A recent victory over the anti-life bent of EU bodies came in October of this year, when the Parliamentary Assembly of the European Council, an influential advisory body to EU member states, managed to reverse what was to be an anti-conscience referendum targeting pro-life medical professionals. What passed instead, against all odds, was a strong resolution protecting rights of conscience in no uncertain terms. Italy was in the forefront of this battle in defense of conscience rights, not only because Italian Member of Parliament Luca Volonté was a leader in the discussion, but also because the government had filed a report against the restrictions on conscience in June and Foreign Minister Franco Frattini made a point of reminding the Council about this report before the vote.
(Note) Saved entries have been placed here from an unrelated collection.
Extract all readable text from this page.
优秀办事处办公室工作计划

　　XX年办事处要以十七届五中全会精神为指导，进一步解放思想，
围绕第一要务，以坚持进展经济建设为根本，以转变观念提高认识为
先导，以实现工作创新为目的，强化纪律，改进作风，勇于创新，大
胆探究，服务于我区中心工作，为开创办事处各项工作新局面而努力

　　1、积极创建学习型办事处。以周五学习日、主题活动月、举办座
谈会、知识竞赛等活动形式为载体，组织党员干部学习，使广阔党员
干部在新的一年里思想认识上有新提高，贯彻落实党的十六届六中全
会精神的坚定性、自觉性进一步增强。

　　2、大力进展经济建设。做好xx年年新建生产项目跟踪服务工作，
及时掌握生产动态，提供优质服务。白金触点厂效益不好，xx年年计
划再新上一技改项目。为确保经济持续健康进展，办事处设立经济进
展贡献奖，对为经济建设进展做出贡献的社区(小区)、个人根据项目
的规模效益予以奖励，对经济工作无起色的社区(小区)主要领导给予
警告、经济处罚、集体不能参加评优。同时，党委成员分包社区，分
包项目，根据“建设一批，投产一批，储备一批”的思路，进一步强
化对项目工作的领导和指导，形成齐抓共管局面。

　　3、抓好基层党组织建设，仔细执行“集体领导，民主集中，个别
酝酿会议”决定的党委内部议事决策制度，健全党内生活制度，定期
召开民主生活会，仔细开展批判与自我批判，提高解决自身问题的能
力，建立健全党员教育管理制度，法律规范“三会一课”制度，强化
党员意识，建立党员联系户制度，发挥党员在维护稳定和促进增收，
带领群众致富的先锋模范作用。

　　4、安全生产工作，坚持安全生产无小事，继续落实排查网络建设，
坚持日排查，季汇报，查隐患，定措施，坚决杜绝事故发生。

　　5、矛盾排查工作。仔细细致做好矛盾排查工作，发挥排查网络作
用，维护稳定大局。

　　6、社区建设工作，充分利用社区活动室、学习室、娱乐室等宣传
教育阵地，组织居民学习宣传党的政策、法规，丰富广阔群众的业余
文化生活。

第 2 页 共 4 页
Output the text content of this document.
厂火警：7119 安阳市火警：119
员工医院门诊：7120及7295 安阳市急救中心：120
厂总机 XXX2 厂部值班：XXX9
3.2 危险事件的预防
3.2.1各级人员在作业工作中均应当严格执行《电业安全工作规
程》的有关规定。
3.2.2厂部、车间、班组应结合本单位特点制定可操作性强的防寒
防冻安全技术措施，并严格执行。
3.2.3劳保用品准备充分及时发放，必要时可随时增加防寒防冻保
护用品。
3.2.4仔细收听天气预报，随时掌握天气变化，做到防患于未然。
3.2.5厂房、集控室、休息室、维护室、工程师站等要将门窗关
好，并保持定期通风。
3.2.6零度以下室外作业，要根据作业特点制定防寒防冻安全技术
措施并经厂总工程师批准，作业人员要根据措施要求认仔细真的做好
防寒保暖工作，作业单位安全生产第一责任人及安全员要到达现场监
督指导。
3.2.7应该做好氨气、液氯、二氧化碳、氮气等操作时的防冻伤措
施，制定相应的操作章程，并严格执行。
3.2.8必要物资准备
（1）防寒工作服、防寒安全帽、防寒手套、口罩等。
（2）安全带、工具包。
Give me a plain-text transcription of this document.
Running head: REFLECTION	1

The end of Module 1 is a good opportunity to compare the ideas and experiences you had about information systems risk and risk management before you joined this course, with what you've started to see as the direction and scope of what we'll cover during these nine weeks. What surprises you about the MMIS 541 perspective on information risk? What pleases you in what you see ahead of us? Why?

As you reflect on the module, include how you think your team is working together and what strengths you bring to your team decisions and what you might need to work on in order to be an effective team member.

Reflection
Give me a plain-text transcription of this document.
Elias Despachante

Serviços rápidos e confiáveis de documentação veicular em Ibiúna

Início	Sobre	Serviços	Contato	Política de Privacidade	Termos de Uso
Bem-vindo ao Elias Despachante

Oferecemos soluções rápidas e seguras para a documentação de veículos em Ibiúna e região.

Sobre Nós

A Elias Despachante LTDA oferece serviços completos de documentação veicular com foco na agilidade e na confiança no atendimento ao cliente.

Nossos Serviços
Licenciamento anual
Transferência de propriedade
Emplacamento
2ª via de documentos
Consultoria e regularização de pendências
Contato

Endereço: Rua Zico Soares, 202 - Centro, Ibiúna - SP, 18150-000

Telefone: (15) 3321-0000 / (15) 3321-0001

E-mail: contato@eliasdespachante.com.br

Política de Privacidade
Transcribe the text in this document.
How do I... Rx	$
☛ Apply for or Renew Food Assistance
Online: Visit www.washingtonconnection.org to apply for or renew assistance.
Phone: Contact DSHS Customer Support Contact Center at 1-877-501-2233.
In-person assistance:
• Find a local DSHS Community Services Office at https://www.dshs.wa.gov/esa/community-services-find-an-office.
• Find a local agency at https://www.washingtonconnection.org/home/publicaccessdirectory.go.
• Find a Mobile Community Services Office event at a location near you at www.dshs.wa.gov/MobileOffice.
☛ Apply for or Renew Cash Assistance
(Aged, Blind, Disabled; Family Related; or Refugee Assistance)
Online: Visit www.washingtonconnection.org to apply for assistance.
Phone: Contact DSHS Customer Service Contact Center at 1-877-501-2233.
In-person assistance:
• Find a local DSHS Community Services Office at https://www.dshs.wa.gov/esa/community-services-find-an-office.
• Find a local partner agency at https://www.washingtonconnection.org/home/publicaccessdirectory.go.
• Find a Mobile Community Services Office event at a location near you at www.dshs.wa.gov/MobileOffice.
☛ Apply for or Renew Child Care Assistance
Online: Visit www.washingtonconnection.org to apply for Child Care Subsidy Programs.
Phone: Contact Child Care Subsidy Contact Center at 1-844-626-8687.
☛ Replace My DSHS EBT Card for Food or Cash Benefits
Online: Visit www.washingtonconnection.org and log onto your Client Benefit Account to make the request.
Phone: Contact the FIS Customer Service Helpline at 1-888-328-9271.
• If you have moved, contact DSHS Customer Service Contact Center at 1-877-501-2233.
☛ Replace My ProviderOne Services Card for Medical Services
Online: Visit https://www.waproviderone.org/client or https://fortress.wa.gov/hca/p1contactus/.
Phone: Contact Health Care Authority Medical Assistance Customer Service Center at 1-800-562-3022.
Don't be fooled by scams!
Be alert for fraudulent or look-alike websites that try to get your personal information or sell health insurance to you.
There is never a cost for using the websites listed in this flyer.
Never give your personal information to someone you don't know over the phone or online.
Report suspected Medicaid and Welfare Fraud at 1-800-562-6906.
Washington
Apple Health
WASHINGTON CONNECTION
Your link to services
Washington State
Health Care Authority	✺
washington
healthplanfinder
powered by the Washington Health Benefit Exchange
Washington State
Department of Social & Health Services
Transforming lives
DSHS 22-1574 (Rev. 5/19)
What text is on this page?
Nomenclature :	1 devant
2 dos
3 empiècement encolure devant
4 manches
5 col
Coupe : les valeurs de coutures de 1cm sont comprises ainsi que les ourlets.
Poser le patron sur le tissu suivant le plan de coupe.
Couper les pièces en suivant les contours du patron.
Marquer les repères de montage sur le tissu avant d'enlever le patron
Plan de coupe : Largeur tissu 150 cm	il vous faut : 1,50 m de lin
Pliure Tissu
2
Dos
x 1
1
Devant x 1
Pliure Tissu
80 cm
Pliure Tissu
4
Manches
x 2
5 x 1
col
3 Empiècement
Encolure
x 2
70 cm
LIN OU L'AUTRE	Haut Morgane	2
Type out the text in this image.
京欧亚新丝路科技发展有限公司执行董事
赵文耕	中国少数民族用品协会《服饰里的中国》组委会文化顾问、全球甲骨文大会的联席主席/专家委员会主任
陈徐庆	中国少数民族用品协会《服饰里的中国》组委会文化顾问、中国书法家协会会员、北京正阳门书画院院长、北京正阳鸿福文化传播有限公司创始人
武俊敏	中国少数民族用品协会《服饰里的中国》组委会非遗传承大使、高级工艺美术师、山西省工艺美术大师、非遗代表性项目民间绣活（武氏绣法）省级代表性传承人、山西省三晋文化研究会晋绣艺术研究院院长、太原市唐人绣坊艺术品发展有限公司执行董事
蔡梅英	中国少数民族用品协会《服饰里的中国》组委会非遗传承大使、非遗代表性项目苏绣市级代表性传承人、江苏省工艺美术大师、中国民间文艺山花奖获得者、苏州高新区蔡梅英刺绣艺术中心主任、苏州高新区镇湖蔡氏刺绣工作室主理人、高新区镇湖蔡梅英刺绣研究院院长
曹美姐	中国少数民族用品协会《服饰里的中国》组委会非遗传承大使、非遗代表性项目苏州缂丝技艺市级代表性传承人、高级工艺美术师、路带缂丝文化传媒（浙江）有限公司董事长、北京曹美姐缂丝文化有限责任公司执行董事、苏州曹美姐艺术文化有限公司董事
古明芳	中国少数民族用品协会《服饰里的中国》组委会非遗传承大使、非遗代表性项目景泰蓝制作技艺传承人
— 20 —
Only days after this reversal, the EU Commission in Brussels expressed “doubts” about the tax-exempt status of the non-profit activities of the Catholic Church in Italy. The issue had surfaced in 2006, but the Commission had decided to close the case in February 2009. Now it has re-opened it on the grounds that the exemption may represent unfair state aid capable of distorting the free market. The government has two months to present a defense.
The European Commission has no bureaucratic link with the Council of Europe, but the people who inhabit the political spheres of Brussels and Strasbourg do tend to belong to a like-minded elite, which makes one wonder whether the proximity in time between the Council of Europe reversal on conscience protection and the European Commission decision to examine the Church’s tax status is a total coincidence.
Polls say the Berlusconi government still has the support of a solid majority of the voters, but reports of the prime minister’s philandering and charges of corruption leveled against Berlusconi and his associates could lead to a “no confidence vote” in parliament. Usually this would mean a new election, but under Italian law President Napolitano doesn’t necessarily have to call one. He has the right, if he so pleases, to put someone other than the head of the majority party in charge of forming a new government. This could mean a swerve once again to the secularist left, whether the majority of the people like it or not.